Managing risk response and mitigation in information security
Michael Irene is a data and information governance practitioner based in London, United Kingdom. He is also a Fellow of Higher Education Academy, UK, and can be reached via moshoke@yahoo.com; twitter: @moshoke
To fully manage risk within an organisation and to track the mitigation strategies, a focused approach is required. Most organisations want a positive response to any risk assessment findings. Yet, many IT professionals and consultants approach risk response from a negative standpoint.
Let’s start with a case. A particular consulting firm carries out an information security risk assessment within a particular company. They found a lot of gaps within the business processes and functions. The consultants’ response, according to their client, was alarming.
Every organisation has risk. Stakeholders within the organisation must determine which risk is acceptable, which risk is transferable third parties such as an insurance company or which ones need to be mitigated. Risk is different for various organisations. Therefore, what works in the oil and gas context might not work in the telecommunications space.
As such, to get the right risk response that fits a company’s goals, there needs to be a thorough risk analysis. For example, when looking for privacy risks, the gap analysis revolves around access management, information retention schemes, security, data subject access requests and many more. The search is for these gaps and designing the right response for them. A risk analysis will help an organisation prioritise the response options that are right for them.
In addition to this, it is important that response doesn’t affect the day-to-day business operations. Most IT consultants or professionals forget that the business objectives are top priority, and to maximise efficiency in passing their duties, they must keep this in mind.
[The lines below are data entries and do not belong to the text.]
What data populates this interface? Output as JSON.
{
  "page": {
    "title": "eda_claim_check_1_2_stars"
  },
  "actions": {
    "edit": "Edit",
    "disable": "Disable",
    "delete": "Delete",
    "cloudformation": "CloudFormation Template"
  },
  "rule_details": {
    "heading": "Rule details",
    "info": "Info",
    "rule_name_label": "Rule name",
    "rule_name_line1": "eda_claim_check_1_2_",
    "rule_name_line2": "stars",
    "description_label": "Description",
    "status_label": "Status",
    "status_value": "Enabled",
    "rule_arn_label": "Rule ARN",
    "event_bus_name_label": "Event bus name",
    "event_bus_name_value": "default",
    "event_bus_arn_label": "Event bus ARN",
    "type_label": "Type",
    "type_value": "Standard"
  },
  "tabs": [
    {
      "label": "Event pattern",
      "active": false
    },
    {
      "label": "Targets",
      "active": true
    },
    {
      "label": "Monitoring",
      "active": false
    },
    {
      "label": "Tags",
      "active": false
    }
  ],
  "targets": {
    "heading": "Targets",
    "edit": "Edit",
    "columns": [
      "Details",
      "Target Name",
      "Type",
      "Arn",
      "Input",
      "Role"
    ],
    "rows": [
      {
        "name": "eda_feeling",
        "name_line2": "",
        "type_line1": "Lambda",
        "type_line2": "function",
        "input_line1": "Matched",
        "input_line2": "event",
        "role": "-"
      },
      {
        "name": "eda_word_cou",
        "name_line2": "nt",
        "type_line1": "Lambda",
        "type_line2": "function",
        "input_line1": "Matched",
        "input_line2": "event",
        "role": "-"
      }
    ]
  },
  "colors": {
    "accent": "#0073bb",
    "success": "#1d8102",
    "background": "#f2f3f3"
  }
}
One known risk response methodology is the Plan-Do-Check-Adjust (PDCA) life cycle. The model supports continuous improvement. It encompasses the design, implementation, assessing, and adjusting and creating documentation of the controls that will respond to risk.
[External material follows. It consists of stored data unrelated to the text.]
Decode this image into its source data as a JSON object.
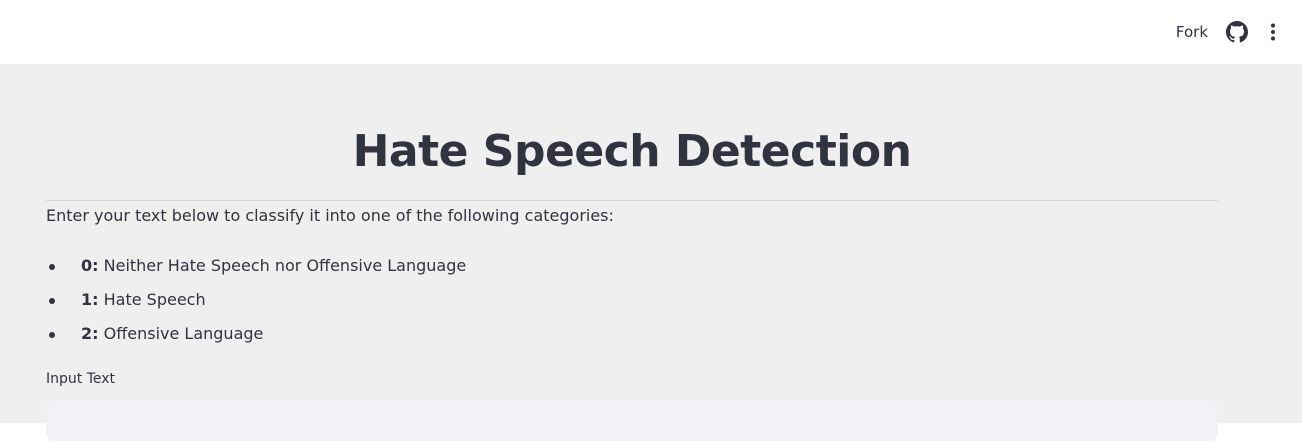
{
  "header": {
    "fork_label": "Fork",
    "github_icon": "github-icon",
    "menu_icon": "kebab-menu-icon"
  },
  "main": {
    "title": "Hate Speech Detection",
    "intro": "Enter your text below to classify it into one of the following categories:",
    "categories": [
      {
        "num": "0:",
        "label": "Neither Hate Speech nor Offensive Language"
      },
      {
        "num": "1:",
        "label": "Hate Speech"
      },
      {
        "num": "2:",
        "label": "Offensive Language"
      }
    ],
    "input_label": "Input Text",
    "input_value": ""
  },
  "colors": {
    "background": "#efefef",
    "header": "#ffffff",
    "text": "#31333f",
    "input_bg": "#f0f2f6"
  }
}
There are known risk response standards. There is the National Institute of Standards and Technology (NIST) framework, Control Objectives for Information and Related Technology (COBIT) framework, just to mention those two. Organisations must bear in mind that these frameworks have their pros and cons. It is, therefore, imperative to determine the best one that fits the purpose and business missions.
Risk response usually revolves around avoidance, mitigation, sharing and acceptance to lower the risk level organisations face. This will help reduce threats and vulnerabilities, prevent regulatory fines, and help keep the reputation of the company.
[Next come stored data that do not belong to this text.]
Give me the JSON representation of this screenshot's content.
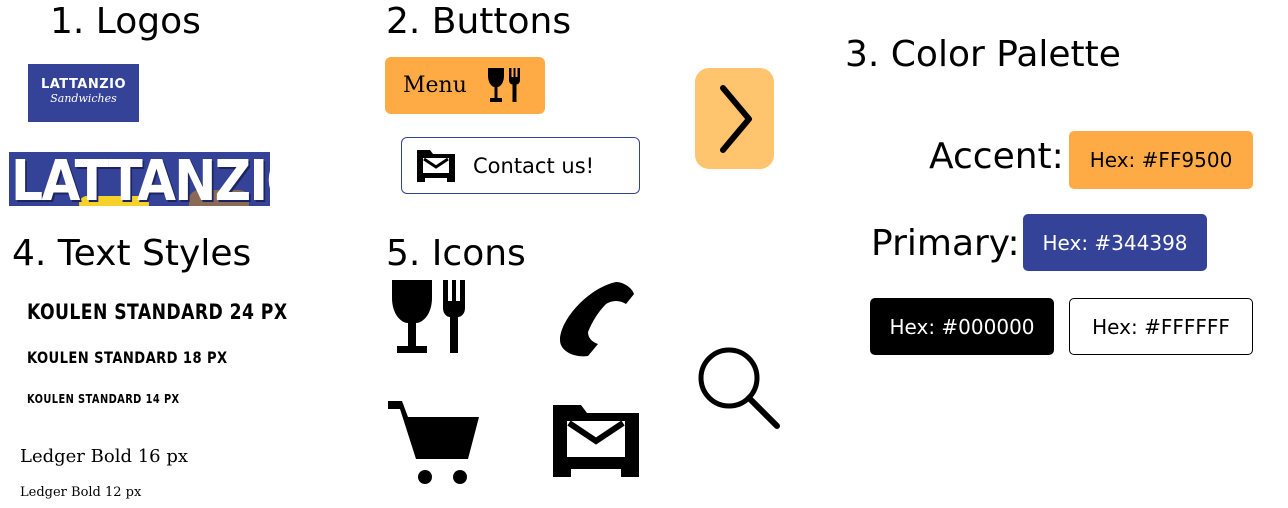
{
  "sections": {
    "logos": "1. Logos",
    "buttons": "2. Buttons",
    "palette": "3. Color Palette",
    "text_styles": "4. Text Styles",
    "icons": "5. Icons"
  },
  "logos": {
    "small": {
      "name": "LATTANZIO",
      "sub": "Sandwiches"
    },
    "large": {
      "name": "LATTANZIO'S"
    }
  },
  "buttons": {
    "menu_label": "Menu",
    "menu_icon": "dining-icon",
    "contact_label": "Contact us!",
    "contact_icon": "mailbox-icon",
    "next_icon": "chevron-right-icon"
  },
  "palette": {
    "accent_label": "Accent:",
    "accent_hex": "Hex: #FF9500",
    "accent_color": "#FFAB45",
    "primary_label": "Primary:",
    "primary_hex": "Hex: #344398",
    "primary_color": "#344398",
    "black_hex": "Hex: #000000",
    "white_hex": "Hex: #FFFFFF"
  },
  "text_styles": [
    "KOULEN STANDARD 24 PX",
    "KOULEN STANDARD 18 PX",
    "KOULEN STANDARD 14 PX",
    "Ledger Bold 16 px",
    "Ledger Bold 12 px"
  ],
  "icons": [
    "dining-icon",
    "phone-icon",
    "search-icon",
    "cart-icon",
    "mailbox-icon"
  ]
}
A risk mitigation simply put is the application of controls that lower the overall level of risk to reduce the likelihood of the threat exploit, or impact to the asset if the risk were to come to fruition. Some controls can be policies, replacing legacy systems or elimination of a third-party software tool that doesn’t meet ethical standards. The goal is to get the risk down to a level considered acceptable by the leadership in an organisation.
Risk controls fall into broad areas which includes the managerial, technical, operation and preparedness within the organisation. From a managerial standpoint, there needs to be an acceptable use policy to dictate the use information assets.
While from a technical point of view, an organisation can decide to implement additional firewalls to protect internal systems or install an intrusion detection system to monitor for malicious activities or violations of policy.
From an operational perspective, a company can decide to implement segregation of duties procedure to ensure that one person does not have the sole control over key duties, and they can mandate certain baseline knowledge of IT security-related issues and concepts.
There must be tabletop exercises to test the effectiveness of the controls within an organisation. The big question is are the controls working and are they addressing the gaps found out during the risk analysis stage?
Risk response and mitigation are quite interlinked. It is important, however, for companies to design the right response that fits their business missions and determine the right frameworks that fit their business context.